A blessing and a curse.
I’m not sure if it’s something that my mother can change about herself or if it’s an innate attribute. I think she realizes now (while finally focusing on herself and her education) that you can’t be there to save everyone. My friend GG gently reminds us why we must stop trying to fix people:
When you get caught up in enabling and fixing people, you’re stunting their growth. You can’t do the work for them and you certainly can’t buffer them from the discomfort that’s necessary for sustainable change to occur. You are setting yourself up for a world of conflict and frustration.
There are just some people who always complain, always need advice, always have an issue, always need money….just too needy. When I feel myself becoming that person, I have to go to time out. In reality, no one has the power to save you; and you can’t always run away from your problems.
You may say, “kettle, what chu talkin’ bout?” True indeed, I live at home. From the moment I was of age to work, I worked. It took YEARS of thought before I finally decided to quit my job in order to pursue a more fulfilling life.
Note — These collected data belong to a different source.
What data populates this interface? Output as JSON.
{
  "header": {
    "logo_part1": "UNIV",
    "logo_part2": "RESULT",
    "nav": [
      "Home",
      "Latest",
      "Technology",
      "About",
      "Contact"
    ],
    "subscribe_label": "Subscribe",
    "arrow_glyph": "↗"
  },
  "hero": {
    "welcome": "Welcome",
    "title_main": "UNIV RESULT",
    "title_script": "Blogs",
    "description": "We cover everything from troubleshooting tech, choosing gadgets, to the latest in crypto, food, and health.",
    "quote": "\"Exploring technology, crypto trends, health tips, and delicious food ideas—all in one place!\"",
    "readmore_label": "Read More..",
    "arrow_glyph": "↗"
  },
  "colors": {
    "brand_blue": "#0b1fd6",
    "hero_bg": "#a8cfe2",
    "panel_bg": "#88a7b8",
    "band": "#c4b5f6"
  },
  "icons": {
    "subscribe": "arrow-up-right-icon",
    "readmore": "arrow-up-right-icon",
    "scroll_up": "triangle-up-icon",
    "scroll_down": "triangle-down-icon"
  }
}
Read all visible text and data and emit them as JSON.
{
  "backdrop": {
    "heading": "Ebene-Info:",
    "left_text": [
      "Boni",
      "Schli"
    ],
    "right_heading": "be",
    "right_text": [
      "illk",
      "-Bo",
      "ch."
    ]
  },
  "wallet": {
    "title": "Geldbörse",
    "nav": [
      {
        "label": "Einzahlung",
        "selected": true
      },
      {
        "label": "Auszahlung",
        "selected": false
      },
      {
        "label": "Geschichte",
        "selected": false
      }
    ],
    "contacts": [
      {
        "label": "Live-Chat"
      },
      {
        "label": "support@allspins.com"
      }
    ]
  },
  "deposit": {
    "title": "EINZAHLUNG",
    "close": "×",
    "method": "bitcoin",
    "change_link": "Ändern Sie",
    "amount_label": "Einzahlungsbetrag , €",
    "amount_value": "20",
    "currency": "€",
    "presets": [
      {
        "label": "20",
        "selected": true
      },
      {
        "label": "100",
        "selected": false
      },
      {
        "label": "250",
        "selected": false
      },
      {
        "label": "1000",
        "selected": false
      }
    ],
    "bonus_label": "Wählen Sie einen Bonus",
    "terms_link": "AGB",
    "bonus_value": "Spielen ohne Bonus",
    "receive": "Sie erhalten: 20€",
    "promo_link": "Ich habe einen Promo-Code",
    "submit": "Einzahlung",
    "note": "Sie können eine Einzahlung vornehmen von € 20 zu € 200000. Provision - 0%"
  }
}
I am forever indebted to parents who have allowed me to come back. The purpose is not to chill at home and be a bum. The purpose is to plan and move forward. The intent is to continue to work. The goal is to become self-sufficient.
I believe, when you coddle children, they will forever be dependent on you. Coddled children become unbearably selfish and irresponsible adults. It would behoove you to let them figure their own lives out. Because they will.
What say you? Are there benefits to coddling? What has your experience been?